Greater buy-in to these services by GPs could persuade more patie

Greater buy-in to these services by GPs could persuade more patients to participate, and further

work is required to explore patient perceptions of these schemes as well as reasons why more patients are not recruited to NMS or MURs. 1. Sexton J, Ho, YJ, Green, CF and Caldwell, NA. Ensuring seamless care at hospital discharge: A national survey. Journal of Clinical Pharmacy and Therapeutics, 2000; 25: 385–393 R. Millera,b, C. Darcya, A. Friela, M. Scottc, S. Tonerc aWestern Health and Social Care Trust, Derry, Northern Ireland, UK, bUniversity of Ulster, Coleraine, Northern Ireland, UK, cNorthern Health and Social Care Trust, Antrim, Northern Ireland, UK The project objective was to implement and evaluate consultant pharmacist (CP) case management of older people within intermediate care (IC) and back out into primary care. Over a 12-month period 453 patients were Dabrafenib molecular weight case managed.
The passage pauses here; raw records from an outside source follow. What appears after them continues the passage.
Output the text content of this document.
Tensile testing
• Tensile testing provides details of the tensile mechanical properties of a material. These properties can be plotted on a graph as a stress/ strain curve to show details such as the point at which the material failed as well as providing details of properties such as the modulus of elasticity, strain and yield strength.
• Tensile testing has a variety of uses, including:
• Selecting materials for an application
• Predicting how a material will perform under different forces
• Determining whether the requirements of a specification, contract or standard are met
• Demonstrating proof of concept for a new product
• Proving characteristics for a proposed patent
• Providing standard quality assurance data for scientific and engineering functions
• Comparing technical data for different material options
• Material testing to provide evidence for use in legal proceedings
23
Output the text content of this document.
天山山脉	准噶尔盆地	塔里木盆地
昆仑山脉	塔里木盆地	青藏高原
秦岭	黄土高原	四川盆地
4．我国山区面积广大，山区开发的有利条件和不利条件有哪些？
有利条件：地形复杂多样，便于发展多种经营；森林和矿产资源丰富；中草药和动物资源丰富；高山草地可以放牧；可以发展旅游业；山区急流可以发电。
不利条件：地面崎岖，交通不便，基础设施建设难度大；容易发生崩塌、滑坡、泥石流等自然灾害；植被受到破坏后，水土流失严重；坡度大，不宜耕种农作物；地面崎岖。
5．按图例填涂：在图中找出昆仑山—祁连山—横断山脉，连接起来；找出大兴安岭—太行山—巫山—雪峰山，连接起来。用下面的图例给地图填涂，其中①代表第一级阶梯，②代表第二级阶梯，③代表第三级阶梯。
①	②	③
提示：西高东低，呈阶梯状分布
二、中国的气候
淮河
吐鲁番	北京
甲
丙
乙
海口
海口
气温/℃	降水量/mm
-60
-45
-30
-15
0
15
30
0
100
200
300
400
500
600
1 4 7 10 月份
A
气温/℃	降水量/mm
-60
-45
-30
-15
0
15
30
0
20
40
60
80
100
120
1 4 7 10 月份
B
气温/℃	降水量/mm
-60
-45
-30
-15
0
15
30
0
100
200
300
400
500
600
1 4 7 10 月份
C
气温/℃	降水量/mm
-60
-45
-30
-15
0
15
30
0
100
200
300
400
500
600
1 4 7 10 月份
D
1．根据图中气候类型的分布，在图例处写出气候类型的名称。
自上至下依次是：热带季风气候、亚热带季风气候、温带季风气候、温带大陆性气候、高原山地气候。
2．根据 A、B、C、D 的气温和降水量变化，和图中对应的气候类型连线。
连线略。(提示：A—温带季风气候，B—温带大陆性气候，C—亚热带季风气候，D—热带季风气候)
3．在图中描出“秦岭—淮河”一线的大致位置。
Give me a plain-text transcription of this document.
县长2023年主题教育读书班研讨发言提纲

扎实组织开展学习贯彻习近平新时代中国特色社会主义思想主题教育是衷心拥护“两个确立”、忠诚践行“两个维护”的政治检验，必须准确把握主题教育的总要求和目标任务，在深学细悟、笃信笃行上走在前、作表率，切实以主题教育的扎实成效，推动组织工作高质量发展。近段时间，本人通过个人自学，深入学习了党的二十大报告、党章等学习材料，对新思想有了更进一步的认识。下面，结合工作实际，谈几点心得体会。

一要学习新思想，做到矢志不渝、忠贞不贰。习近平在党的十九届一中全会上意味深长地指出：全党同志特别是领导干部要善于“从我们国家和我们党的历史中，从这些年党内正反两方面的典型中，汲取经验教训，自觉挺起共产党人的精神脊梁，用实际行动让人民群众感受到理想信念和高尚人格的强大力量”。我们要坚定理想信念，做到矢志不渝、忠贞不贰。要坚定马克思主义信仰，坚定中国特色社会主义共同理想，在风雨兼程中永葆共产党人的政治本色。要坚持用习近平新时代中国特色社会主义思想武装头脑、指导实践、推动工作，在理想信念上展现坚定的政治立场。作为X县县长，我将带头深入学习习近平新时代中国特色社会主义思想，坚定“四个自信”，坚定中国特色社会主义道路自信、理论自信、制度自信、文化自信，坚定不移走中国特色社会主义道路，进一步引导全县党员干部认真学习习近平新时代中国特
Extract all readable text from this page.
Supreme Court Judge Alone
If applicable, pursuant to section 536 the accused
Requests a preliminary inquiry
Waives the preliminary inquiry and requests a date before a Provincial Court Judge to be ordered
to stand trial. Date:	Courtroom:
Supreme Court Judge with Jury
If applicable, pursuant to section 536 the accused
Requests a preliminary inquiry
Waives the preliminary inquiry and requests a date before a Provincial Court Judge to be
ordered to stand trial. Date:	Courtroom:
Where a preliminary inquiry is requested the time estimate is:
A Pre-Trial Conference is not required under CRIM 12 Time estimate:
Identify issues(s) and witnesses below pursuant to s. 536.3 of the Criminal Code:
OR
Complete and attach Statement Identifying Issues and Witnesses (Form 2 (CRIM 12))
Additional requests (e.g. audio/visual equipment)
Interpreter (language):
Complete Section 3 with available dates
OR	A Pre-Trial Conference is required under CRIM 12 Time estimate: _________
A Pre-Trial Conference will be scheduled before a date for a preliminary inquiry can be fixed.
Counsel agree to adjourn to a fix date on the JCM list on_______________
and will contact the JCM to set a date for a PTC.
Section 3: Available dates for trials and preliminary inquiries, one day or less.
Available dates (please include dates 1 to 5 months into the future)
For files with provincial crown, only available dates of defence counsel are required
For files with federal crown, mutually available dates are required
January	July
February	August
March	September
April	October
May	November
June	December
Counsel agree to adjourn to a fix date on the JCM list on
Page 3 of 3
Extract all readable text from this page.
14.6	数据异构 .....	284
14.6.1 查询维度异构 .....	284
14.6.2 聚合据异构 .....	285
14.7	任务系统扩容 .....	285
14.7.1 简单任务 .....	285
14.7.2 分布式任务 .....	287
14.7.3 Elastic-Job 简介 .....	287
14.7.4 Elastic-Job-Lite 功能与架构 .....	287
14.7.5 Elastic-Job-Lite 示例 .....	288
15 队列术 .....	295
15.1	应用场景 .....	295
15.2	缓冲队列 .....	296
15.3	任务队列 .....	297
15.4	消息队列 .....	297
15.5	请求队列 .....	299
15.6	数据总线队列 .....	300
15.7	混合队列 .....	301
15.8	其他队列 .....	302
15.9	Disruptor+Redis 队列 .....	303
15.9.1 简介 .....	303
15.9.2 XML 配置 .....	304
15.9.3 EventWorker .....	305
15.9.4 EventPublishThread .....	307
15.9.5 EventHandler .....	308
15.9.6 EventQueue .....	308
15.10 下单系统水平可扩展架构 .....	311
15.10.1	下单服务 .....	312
Data on clinical interventions, medication appropriateness, drug costs and patient outcomes were collected and evaluated. CP case management for older people in IC demonstrated a cost- effective Ibrutinib order patient-centred model of pharmaceutical care which could be replicated in similar settings. In December 2011, the Compton Review ‘Transforming

Your Care’ outlined the remodelling of Health and Social Care in Northern Ireland (HSCNI), specifically recommending better integration of hospital and community services for older people. The consultant pharmacist is an integral part of the health care model addressing the complex medicines management needs of the frail elderly. The objective of this project was to develop, implement and robustly evaluate a CP led PRKD3 case management pharmaceutical

care service for older patients admitted to intermediate care and continued back into the community setting. Prior to project initiation (May 2012), a multidisciplinary process mapping event was held informing development of the new patient care pathway where the CP case managed patients (≥ 65 years) throughout their stay in IC and for at least 30 days post-discharge. The trust research governance committee decided this project was service improvement and evaluation not requiring governance or ethical approvals. On admission to the IC hospital, the CP reviewed appropriateness of drugs prescribed using the Medication Appropriateness Index (MAI). Patient-specific pharmaceutical care plans were implemented with clinical interventions being recorded and graded according to Eadon criteria.1 Costs savings as a result of these interventions which prevent medication errors/Adverse Drug Events (ADEs) have been estimated by the University of Sheffield School of Health and Related Research (ScHARR)2; these figures were applied. Drugs stopped/started by the CP were costed using the NHS dictionary of medicines and devices (DM&D).